Now, as Mr. Greer said with reference to his figures, there is no difference, but when you look at the area where the presence or absence of firemen is most likely to be felt, you find out there is a very substantial difference.

I have had these figures also put on charts. I need not, I think, discuss them in any detail.

Now, the significant comparison is between the top chart and the bottom chart. The experience of the two carriers you will see was very much the same for the period prior to the removal of firemen.

There is a tremendous difference in the red bars after firemen were removed. The big increase took place in the 33 carriers where approximately 50 percent of the operations were without firemen. I should say that this chart is reproduced on page 11 of my exhibit. I have shown on page 12 this same information on a seasonal basis to show that even when it is compared on that basis the result is exactly the same.

I think I need not discuss the figures themselves.
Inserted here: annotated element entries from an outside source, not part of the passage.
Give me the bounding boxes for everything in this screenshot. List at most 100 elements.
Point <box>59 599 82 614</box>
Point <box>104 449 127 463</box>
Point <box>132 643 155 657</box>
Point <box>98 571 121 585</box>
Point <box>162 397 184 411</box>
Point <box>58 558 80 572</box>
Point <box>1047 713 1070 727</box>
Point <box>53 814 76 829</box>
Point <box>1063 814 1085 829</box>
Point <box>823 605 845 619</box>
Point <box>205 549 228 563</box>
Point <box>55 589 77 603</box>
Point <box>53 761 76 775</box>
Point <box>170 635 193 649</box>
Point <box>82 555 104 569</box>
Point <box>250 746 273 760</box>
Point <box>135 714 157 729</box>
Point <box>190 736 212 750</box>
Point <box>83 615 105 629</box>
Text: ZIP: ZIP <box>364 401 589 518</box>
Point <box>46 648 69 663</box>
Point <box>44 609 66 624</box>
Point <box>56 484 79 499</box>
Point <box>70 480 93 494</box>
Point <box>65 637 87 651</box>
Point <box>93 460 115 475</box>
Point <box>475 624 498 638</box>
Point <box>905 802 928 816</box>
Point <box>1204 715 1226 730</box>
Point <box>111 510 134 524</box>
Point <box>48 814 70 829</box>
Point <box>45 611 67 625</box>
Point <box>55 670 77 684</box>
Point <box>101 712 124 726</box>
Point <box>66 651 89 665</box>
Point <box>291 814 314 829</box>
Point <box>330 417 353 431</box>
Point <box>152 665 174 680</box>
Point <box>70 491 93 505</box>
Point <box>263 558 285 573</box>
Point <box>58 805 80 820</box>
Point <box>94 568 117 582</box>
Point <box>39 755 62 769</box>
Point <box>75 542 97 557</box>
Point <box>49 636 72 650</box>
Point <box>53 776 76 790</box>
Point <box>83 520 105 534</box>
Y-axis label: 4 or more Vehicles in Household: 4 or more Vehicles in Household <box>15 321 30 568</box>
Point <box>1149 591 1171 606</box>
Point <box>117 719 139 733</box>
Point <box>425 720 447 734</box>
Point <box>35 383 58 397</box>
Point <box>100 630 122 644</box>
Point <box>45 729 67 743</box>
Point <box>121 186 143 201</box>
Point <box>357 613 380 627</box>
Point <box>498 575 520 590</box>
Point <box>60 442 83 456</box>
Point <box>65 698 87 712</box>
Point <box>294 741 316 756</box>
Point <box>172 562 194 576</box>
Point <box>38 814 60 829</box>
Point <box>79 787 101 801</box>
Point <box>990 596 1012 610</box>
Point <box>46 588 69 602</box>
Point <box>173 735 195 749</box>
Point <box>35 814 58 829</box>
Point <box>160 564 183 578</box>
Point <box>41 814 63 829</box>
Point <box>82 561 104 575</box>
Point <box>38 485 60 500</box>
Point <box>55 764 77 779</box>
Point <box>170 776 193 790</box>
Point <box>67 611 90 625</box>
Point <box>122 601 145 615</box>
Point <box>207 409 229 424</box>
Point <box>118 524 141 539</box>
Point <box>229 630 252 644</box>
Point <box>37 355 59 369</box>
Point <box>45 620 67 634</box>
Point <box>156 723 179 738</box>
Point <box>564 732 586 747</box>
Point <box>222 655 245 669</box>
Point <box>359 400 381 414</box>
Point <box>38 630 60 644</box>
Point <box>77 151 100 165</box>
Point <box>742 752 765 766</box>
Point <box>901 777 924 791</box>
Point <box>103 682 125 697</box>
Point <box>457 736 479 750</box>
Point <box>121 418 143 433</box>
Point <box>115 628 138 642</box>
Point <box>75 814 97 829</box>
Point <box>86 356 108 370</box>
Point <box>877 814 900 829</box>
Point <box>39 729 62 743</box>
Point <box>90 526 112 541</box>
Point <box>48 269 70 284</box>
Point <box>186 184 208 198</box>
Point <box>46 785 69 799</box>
Clearly there was enough divergence between these two groups of railroads to indicate when firemen were taken off, it had a very substantial effect on railway safety.

On pages 13 to 22 of my exhibit I have included some brief reports of collisions which occurred in operations where firemen helpers were not employed. The original source of this information is a series of reports made to the brotherhood by its officials and members throughout the country.